Due to the West Glebe Road bridge construction, service will be rerouted via West Glebe Road at the City of Alexandria on December 30, 2018. Routes 23A and 23B no longer operates through Avalon Bay at South Glebe Road.

In response to the COVID-19 pandemic, routes 23A, 23B, and 23T went on major service modification to simplify routes. The line operated on its Sunday schedule during the pandemic. The 23A, 23B and 23T weekend service was also suspended to limit its service. WMATA later announced to restore the line on August 23, 2020 as part of the Metro's COVID-19 Recovery Plan. However, some changes were made on the line, with the 23A operating on full weekdays, and the 23B and 23T only operating during weekends. This marks the 23A operating on full day for the first time since 2016, when the 23A was replaced by the 23B and 23T. No route segment changes was made, as the 23A retains the same intervals and same stops as the late night schedules.

On September 10, 2020 as part of its FY2022 proposed budget, WMATA proposed to reduce all weekend frequencies on routes 23A, 23B, and 23T service in order to reduce costs and low federal funds.

On June 6, 2021, all Route 23B and 23T weekday service was restored, with the 23A reverting back to early morning and late night hours. Service on the 23B was also extended to 2:00 AM.
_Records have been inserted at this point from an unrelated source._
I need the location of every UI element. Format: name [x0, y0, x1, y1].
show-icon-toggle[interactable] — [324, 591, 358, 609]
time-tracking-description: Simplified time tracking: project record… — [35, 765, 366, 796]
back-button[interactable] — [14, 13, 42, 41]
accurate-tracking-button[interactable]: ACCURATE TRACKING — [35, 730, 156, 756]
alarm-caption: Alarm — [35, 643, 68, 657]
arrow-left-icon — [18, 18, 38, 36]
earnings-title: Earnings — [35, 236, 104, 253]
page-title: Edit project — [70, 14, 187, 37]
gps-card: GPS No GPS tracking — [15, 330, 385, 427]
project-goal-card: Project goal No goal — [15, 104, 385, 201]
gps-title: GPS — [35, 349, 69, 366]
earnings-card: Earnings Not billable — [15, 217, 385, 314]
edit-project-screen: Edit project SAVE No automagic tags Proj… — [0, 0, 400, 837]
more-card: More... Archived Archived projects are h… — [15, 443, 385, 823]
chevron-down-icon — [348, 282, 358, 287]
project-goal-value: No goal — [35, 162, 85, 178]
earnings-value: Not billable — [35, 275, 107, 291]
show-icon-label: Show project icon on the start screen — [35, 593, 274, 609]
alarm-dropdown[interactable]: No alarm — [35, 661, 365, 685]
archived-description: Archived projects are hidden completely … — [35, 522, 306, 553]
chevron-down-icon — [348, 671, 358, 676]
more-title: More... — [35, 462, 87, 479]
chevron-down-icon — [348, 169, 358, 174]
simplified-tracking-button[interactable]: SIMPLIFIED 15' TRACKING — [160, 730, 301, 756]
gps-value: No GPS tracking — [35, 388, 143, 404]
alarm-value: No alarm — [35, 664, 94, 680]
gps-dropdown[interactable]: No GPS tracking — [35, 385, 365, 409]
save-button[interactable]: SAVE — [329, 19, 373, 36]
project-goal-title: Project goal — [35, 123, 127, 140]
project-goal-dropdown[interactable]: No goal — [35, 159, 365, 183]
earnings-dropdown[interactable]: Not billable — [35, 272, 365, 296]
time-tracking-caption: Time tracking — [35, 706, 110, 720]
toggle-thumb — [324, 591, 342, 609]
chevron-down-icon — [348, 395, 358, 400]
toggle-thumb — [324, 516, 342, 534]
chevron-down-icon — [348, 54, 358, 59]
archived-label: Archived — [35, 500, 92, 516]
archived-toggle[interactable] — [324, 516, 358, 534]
On September 5, 2021, the line was increased to operate every 20 minutes daily.

Due to rising cases of the COVID-19 Omicron variant, the line was reduced to its Saturday service on weekdays. Full weekday service resumed on February 7, 2022.

As part of WMATA's Better Bus Redesign beginning on June 29, 2025, the line retained its routing between Tysons Corner Center and South Glebe Road, but was modified to operate along Richmond Highway and serve Potomac Yard station and discontinue service to Crystal City and Shirlington. The line was also renamed into the A70, having trips alternate ending between Ballston–MU station and Potomac Yard.

==Incidents==
- On October 4, 2010, a pick-up truck ran into the side of a 23A bus on South Glebe Road near the interchange with I-395. Two people from the truck were sent to a hospital with no injuries reported on the bus.